Regional Leaders Say No to Proposed Tax on Tap Water
A coalition of business, civic and water industry officials from across San Diego County has joined forces to oppose a proposed $135 million per year tax on drinking water in California that would harm ratepayers and likely result in a flood of additional taxes on the state’s most precious natural resource.
During a news conference this morning at the County Administration Center, regional leaders offered other funding solutions to improve water quality in poor, rural areas of the state without adding another tax burden to residents and businesses in one of the nation’s most expensive states.
Supervisor Kristin Gaspar, chairwoman of the San Diego County Board of Supervisors, joined officials from the San Diego County Water Authority and several of its member agencies, the San Diego County Taxpayers Association, the Industrial Environmental Association, and several other groups.

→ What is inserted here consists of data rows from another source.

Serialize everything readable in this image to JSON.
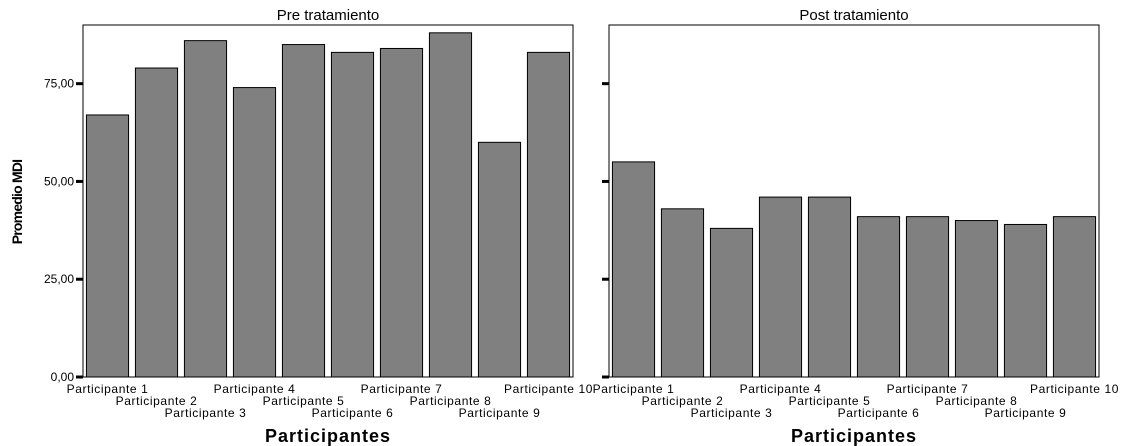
{
  "chart_data": [
    {
      "type": "bar",
      "title": "Pre tratamiento",
      "xlabel": "Participantes",
      "ylabel": "Promedio MDI",
      "ylim": [
        0,
        90
      ],
      "yticks": [
        0,
        25,
        50,
        75
      ],
      "ytick_labels": [
        "0,00",
        "25,00",
        "50,00",
        "75,00"
      ],
      "categories": [
        "Participante 1",
        "Participante 2",
        "Participante 3",
        "Participante 4",
        "Participante 5",
        "Participante 6",
        "Participante 7",
        "Participante 8",
        "Participante 9",
        "Participante 10"
      ],
      "values": [
        67,
        79,
        86,
        74,
        85,
        83,
        84,
        88,
        60,
        83
      ],
      "bar_color": "#808080"
    },
    {
      "type": "bar",
      "title": "Post tratamiento",
      "xlabel": "Participantes",
      "ylabel": "",
      "ylim": [
        0,
        90
      ],
      "yticks": [
        0,
        25,
        50,
        75
      ],
      "ytick_labels": [
        "",
        "",
        "",
        ""
      ],
      "categories": [
        "Participante 1",
        "Participante 2",
        "Participante 3",
        "Participante 4",
        "Participante 5",
        "Participante 6",
        "Participante 7",
        "Participante 8",
        "Participante 9",
        "Participante 10"
      ],
      "values": [
        55,
        43,
        38,
        46,
        46,
        41,
        41,
        40,
        39,
        41
      ],
      "bar_color": "#808080"
    }
  ]
}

In all, more than 30 agencies and organizations across the region have signed a letter to legislative leaders opposing the drinking water tax plan.

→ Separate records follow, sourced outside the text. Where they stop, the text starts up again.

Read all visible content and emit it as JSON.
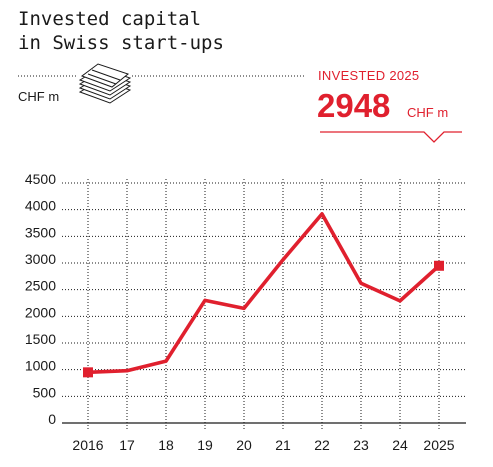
{
  "header": {
    "title_line1": "Invested capital",
    "title_line2": "in Swiss start-ups",
    "unit": "CHF m",
    "icon": "money-stack-icon"
  },
  "highlight": {
    "caption": "INVESTED 2025",
    "value": "2948",
    "unit": "CHF m",
    "color": "#e0202e"
  },
  "colors": {
    "series": "#e0202e",
    "text": "#1a1a1a",
    "grid": "#1a1a1a"
  },
  "chart_data": {
    "type": "line",
    "title": "Invested capital in Swiss start-ups",
    "unit": "CHF m",
    "x": [
      "2016",
      "17",
      "18",
      "19",
      "20",
      "21",
      "22",
      "23",
      "24",
      "2025"
    ],
    "series": [
      {
        "values": [
          950,
          980,
          1160,
          2300,
          2150,
          3060,
          3920,
          2620,
          2290,
          2948
        ],
        "color": "#e0202e"
      }
    ],
    "ylim": [
      0,
      4500
    ],
    "yticks": [
      0,
      500,
      1000,
      1500,
      2000,
      2500,
      3000,
      3500,
      4000,
      4500
    ],
    "grid": "dotted horizontal and vertical",
    "endpoint_markers": "square"
  }
}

Encinitas City Councilmember Mark Muir, chair of the San Diego County Water Authority’s Board of Directors and a member of the San Dieguito Water District Board, warned that the current water tax proposal would set a dangerous precedent. “It would be the camel’s nose under the tent; what begins as a modest increase could quickly grow larger and larger as more projects and programs try to get into the tent,” he said. “We’ve already seen proposals in Sacramento that could add more than $15 a month to residential water bills.”

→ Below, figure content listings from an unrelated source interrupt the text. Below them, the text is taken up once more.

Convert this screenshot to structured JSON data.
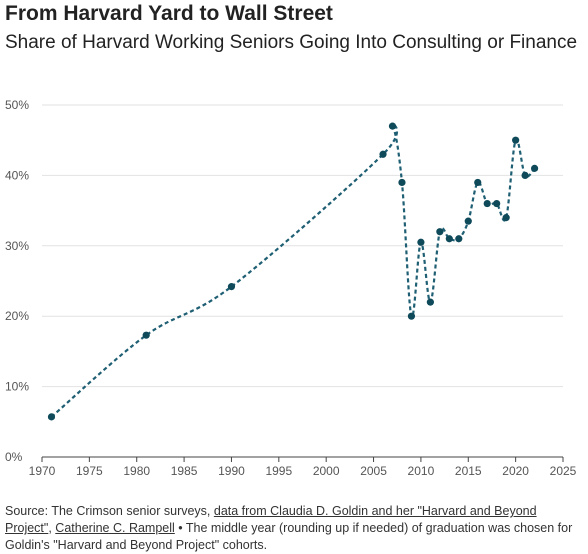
{
  "header": {
    "title": "From Harvard Yard to Wall Street",
    "subtitle": "Share of Harvard Working Seniors Going Into Consulting or Finance"
  },
  "source": {
    "prefix": "Source: The Crimson senior surveys, ",
    "link1": "data from Claudia D. Goldin and her \"Harvard and Beyond Project\"",
    "sep": ", ",
    "link2": "Catherine C. Rampell",
    "suffix": " • The middle year (rounding up if needed) of graduation was chosen for Goldin's \"Harvard and Beyond Project\" cohorts."
  },
  "chart_data": {
    "type": "line",
    "title": "From Harvard Yard to Wall Street",
    "subtitle": "Share of Harvard Working Seniors Going Into Consulting or Finance",
    "xlabel": "",
    "ylabel": "",
    "xlim": [
      1970,
      2025
    ],
    "ylim": [
      0,
      50
    ],
    "xticks": [
      1970,
      1975,
      1980,
      1985,
      1990,
      1995,
      2000,
      2005,
      2010,
      2015,
      2020,
      2025
    ],
    "yticks": [
      0,
      10,
      20,
      30,
      40,
      50
    ],
    "ytick_labels": [
      "0%",
      "10%",
      "20%",
      "30%",
      "40%",
      "50%"
    ],
    "grid": "horizontal",
    "line_style": "dashed",
    "color": "#1f5f73",
    "marker_color": "#0f4a5a",
    "series": [
      {
        "x": [
          1971,
          1981,
          1990,
          2006,
          2007,
          2008,
          2009,
          2010,
          2011,
          2012,
          2013,
          2014,
          2015,
          2016,
          2017,
          2018,
          2019,
          2020,
          2021,
          2022
        ],
        "y": [
          5.7,
          17.3,
          24.2,
          43.0,
          47.0,
          39.0,
          20.0,
          30.5,
          22.0,
          32.0,
          31.0,
          31.0,
          33.5,
          39.0,
          36.0,
          36.0,
          34.0,
          45.0,
          40.0,
          41.0
        ]
      }
    ]
  }
}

The tax proposal is being advanced through Senate Bill 623 by state Sen. William Monning (Carmel) and a Brown Administration budget trailer bill related to safe drinking water. The drinking water tax would initially raise about $135 million a year to help provide clean, safe water in disadvantaged communities, mostly in the Central and Salinas valleys, where groundwater has been contaminated by farming operations. In addition, approximately $22 million a year would be generated by a tax on fertilizer and confined dairy facilities. State legislators are expected to vote on the tax by mid-June, though the issue could extend into late summer.